К полуночи доплыли до переката, причалили пустую баржу борт о борт к сидевшей на камнях, – артельный староста, ядовитый старичишка, рябой хитрец и сквернослов, с глазами и носом коршуна, сорвав с лысого черепа мокрый картуз, крикнул высоким, бабьим голосом:
– Молись, ребята!
В темноте, на палубе баржи, грузчики сбились в черную кучу и заворчали как медведи, а староста, кончив молиться раньше всех, завизжал:
– Фонарей! Ну, молодчики, покажи работу! Честно, детки! С богом – начинай!

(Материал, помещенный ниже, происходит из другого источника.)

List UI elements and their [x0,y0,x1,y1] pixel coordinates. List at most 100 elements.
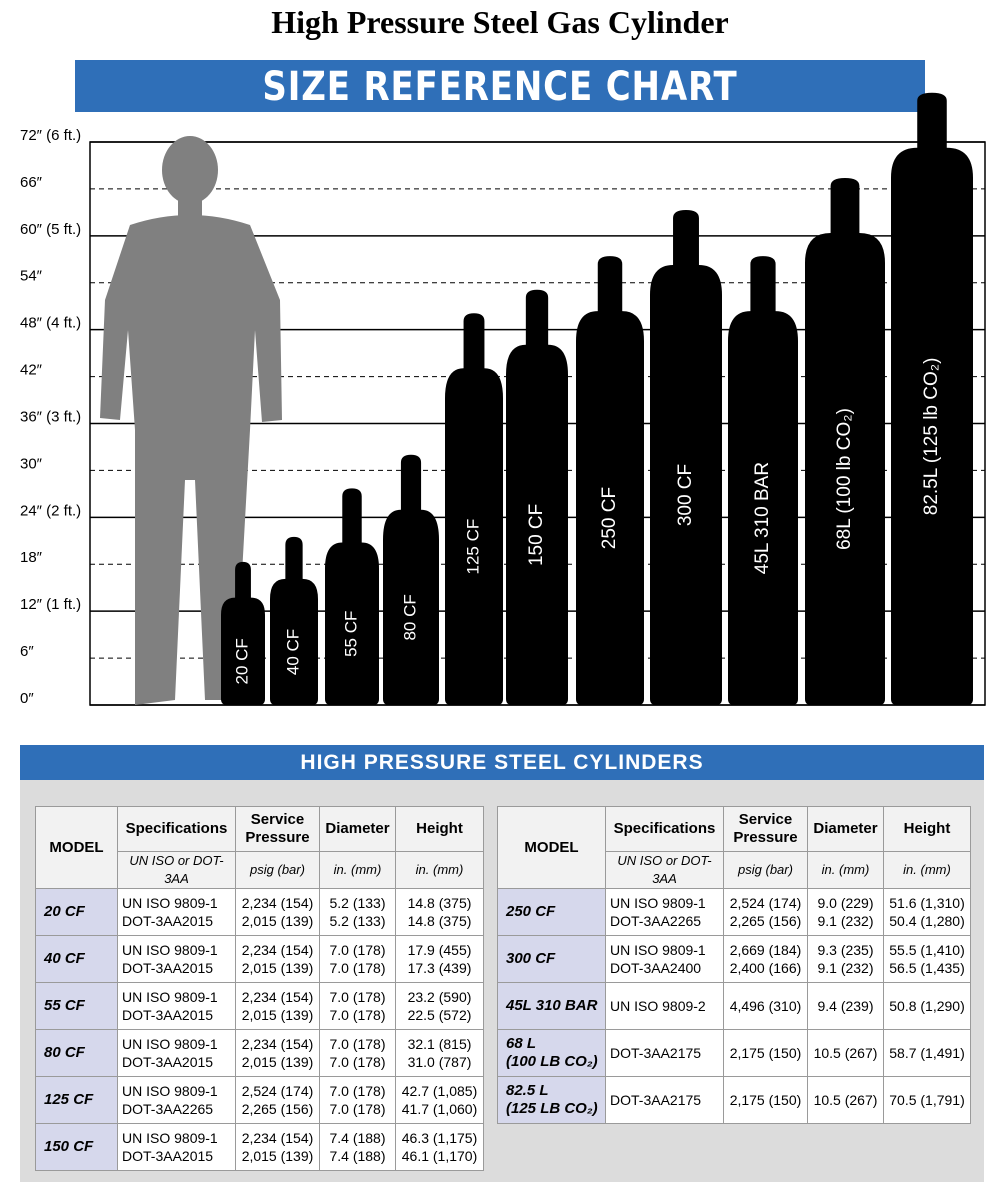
spec-table: MODEL Specifications Service Pressure Diame… [497,806,971,1124]
cell-text: psig (bar) [250,862,305,877]
cell-text: DOT-3AA2015 [122,960,214,976]
cell-text: 7.0 (178) [329,1083,386,1099]
cell-text: Specifications [613,820,716,837]
cell-text: 58.7 (1,491) [889,1045,965,1061]
cell-text: Service Pressure [733,811,798,846]
data-row: 40 CF UN ISO 9809-1 DOT-3AA2015 2,234 (154)… [35,935,484,983]
table-cell: UN ISO 9809-1 DOT-3AA2400 [605,935,724,983]
cell-text: 9.4 (239) [817,998,874,1014]
cell-text: 9.3 (235) [817,942,874,958]
cell-text: 125 CF [44,1091,94,1108]
cylinder [650,210,722,705]
cell-text: UN ISO or DOT-3AA [129,853,224,886]
cell-text: 55.5 (1,410) [889,942,965,958]
data-row: 80 CF UN ISO 9809-1 DOT-3AA2015 2,234 (154)… [35,1029,484,1077]
cell-text: DOT-3AA2175 [610,1092,702,1108]
table-cell: 9.0 (229) 9.1 (232) [807,888,884,936]
y-tick-label: 54″ [20,268,43,285]
table-cell: 2,234 (154) 2,015 (139) [235,982,320,1030]
table-cell: 250 CF [497,888,606,936]
data-row: 68 L (100 LB CO₂) DOT-3AA2175 2,175 (150) 10… [497,1029,971,1077]
cell-text: 2,234 (154) [241,1130,314,1146]
cell-text: 7.4 (188) [329,1148,386,1164]
y-tick-label: 18″ [20,549,43,566]
table-cell: 70.5 (1,791) [883,1076,971,1124]
cylinder [576,256,644,705]
cell-text: 2,234 (154) [241,942,314,958]
cell-text: 150 CF [44,1138,94,1155]
cell-text: DOT-3AA2400 [610,960,702,976]
cylinder-label: 150 CF [526,504,547,566]
cell-text: 7.0 (178) [329,1036,386,1052]
table-cell: 2,669 (184) 2,400 (166) [723,935,808,983]
cell-text: 2,669 (184) [729,942,802,958]
cell-text: 14.8 (375) [407,913,472,929]
cell-text: DOT-3AA2015 [122,1007,214,1023]
cell-text: 9.1 (232) [817,913,874,929]
cylinder-label: 125 CF [463,519,482,575]
table-cell: 40 CF [35,935,118,983]
table-cell: 4,496 (310) [723,982,808,1030]
unit-header: in. (mm) [883,851,971,889]
unit-header: in. (mm) [319,851,396,889]
table-cell: 150 CF [35,1123,118,1171]
table-cell: UN ISO 9809-1 DOT-3AA2015 [117,935,236,983]
cell-text: 7.0 (178) [329,960,386,976]
table-banner: HIGH PRESSURE STEEL CYLINDERS [20,745,984,780]
units-row: UN ISO or DOT-3AA psig (bar) in. (mm) in. (… [36,851,484,889]
table-area: HIGH PRESSURE STEEL CYLINDERS MODEL Speci… [20,745,984,1182]
table-cell: 7.4 (188) 7.4 (188) [319,1123,396,1171]
table-cell: 300 CF [497,935,606,983]
column-header: Diameter [319,806,396,852]
table-cell: UN ISO 9809-1 DOT-3AA2015 [117,982,236,1030]
table-cell: 20 CF [35,888,118,936]
cell-text: in. (mm) [333,862,382,877]
table-cell: 58.7 (1,491) [883,1029,971,1077]
cell-text: 32.1 (815) [407,1036,472,1052]
cylinder [270,536,318,705]
table-cell: 46.3 (1,175) 46.1 (1,170) [395,1123,484,1171]
table-cell: 32.1 (815) 31.0 (787) [395,1029,484,1077]
table-cell: 80 CF [35,1029,118,1077]
cell-text: 68 L [506,1035,537,1052]
cell-text: 2,265 (156) [241,1101,314,1117]
table-cell: 9.3 (235) 9.1 (232) [807,935,884,983]
cylinder-label: 250 CF [599,487,620,549]
table-cell: 14.8 (375) 14.8 (375) [395,888,484,936]
cell-text: 7.4 (188) [329,1130,386,1146]
column-header: MODEL [497,806,606,889]
table-cell: UN ISO 9809-1 DOT-3AA2015 [117,888,236,936]
unit-header: psig (bar) [235,851,320,889]
cell-text: UN ISO 9809-2 [610,998,706,1014]
cylinder-label: 45L 310 BAR [752,462,773,574]
unit-header: UN ISO or DOT-3AA [605,851,724,889]
column-header: Service Pressure [723,806,808,852]
table-cell: 51.6 (1,310) 50.4 (1,280) [883,888,971,936]
column-header: Height [395,806,484,852]
table-cell: 42.7 (1,085) 41.7 (1,060) [395,1076,484,1124]
data-row: 45L 310 BAR UN ISO 9809-2 4,496 (310) 9.4 (… [497,982,971,1030]
cell-text: psig (bar) [738,862,793,877]
table-cell: 10.5 (267) [807,1029,884,1077]
cell-text: UN ISO 9809-1 [122,1036,218,1052]
table-cell: UN ISO 9809-1 DOT-3AA2265 [605,888,724,936]
column-header: MODEL [35,806,118,889]
data-row: 20 CF UN ISO 9809-1 DOT-3AA2015 2,234 (154)… [35,888,484,936]
data-row: 55 CF UN ISO 9809-1 DOT-3AA2015 2,234 (154)… [35,982,484,1030]
cylinder-label: 80 CF [400,594,419,640]
cylinder [506,289,568,705]
cell-text: in. (mm) [821,862,870,877]
y-tick-label: 12″ (1 ft.) [20,596,81,613]
table-cell: 17.9 (455) 17.3 (439) [395,935,484,983]
cell-text: 7.0 (178) [329,942,386,958]
table-cell: UN ISO 9809-1 DOT-3AA2015 [117,1123,236,1171]
cell-text: DOT-3AA2015 [122,1054,214,1070]
cylinder [445,313,503,705]
chart: 0″ 6″ 12″ (1 ft.) 18″ 24″ (2 ft.) 30″ 36″ (3 f… [20,92,986,707]
table-cell: 7.0 (178) 7.0 (178) [319,1076,396,1124]
table-cell: DOT-3AA2175 [605,1076,724,1124]
cell-text: 2,400 (166) [729,960,802,976]
y-tick-label: 42″ [20,362,43,379]
cell-text: 40 CF [44,950,85,967]
table-cell: 82.5 L (125 LB CO₂) [497,1076,606,1124]
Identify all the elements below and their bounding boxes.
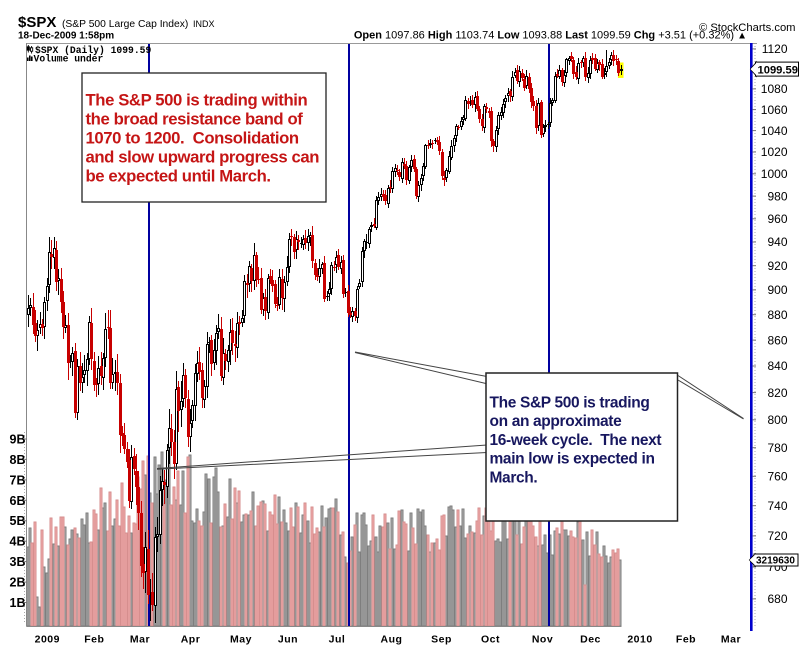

И тяжелые, ленивые, мокрые люди начали «показывать работу». Они точно в бой бросились на палубу и в трюмы затонувшей баржи, – с гиком, ревом, с прибаутками. Вокруг меня с легкостью пуховых подушек летали мешки риса, тюки изюма, кож, каракуля, бегали коренастые фигуры, ободряя друг друга воем, свистом, крепкой руганью. Трудно было поверить, что так весело, легко и споро работают те самые тяжелые, угрюмые люди, которые только что уныло жаловались на жизнь, на дождь и холод. Дождь стал гуще, холоднее, ветер усилился, рвал рубахи, закидывая подолы на головы, обнажая животы. В мокрой тьме при слабом свете шести фонарей метались черные люди, глухо топая ногами о палубы барж. Работали так, как будто изголодались о труде, как будто давно ожидали удовольствия швырять с рук на руки четырехпудовые мешки, бегом носиться с тюками на спине. Работали играя, с веселым увлечением детей, с той пьяной радостью – делать, слаще которой только объятия женщины.
Большой бородатый человек в поддевке, мокрый, скользкий – должно быть хозяин груза или доверенный его – вдруг заорал возбужденно:
– Молодчики, ведерко ставлю! – Разбойнички, два идет! Делай!
Несколько голосов сразу, со всех сторон тьмы густо рявкнули:
– Три ведра!
– Три пошло! Делай, знай!
И вихрь работы еще усилился.
Я тоже хватал мешки, тащил, бросал, снова бежал и хватал, и казалось мне, что и сам я, и все вокруг завертелось в бурной пляске, что эти люди могут так страшно и весело работать без устатка, не щадя себя – месяца, года, что они могут, ухватясь за колокольни и минареты города, стащить его с места, куда захотят.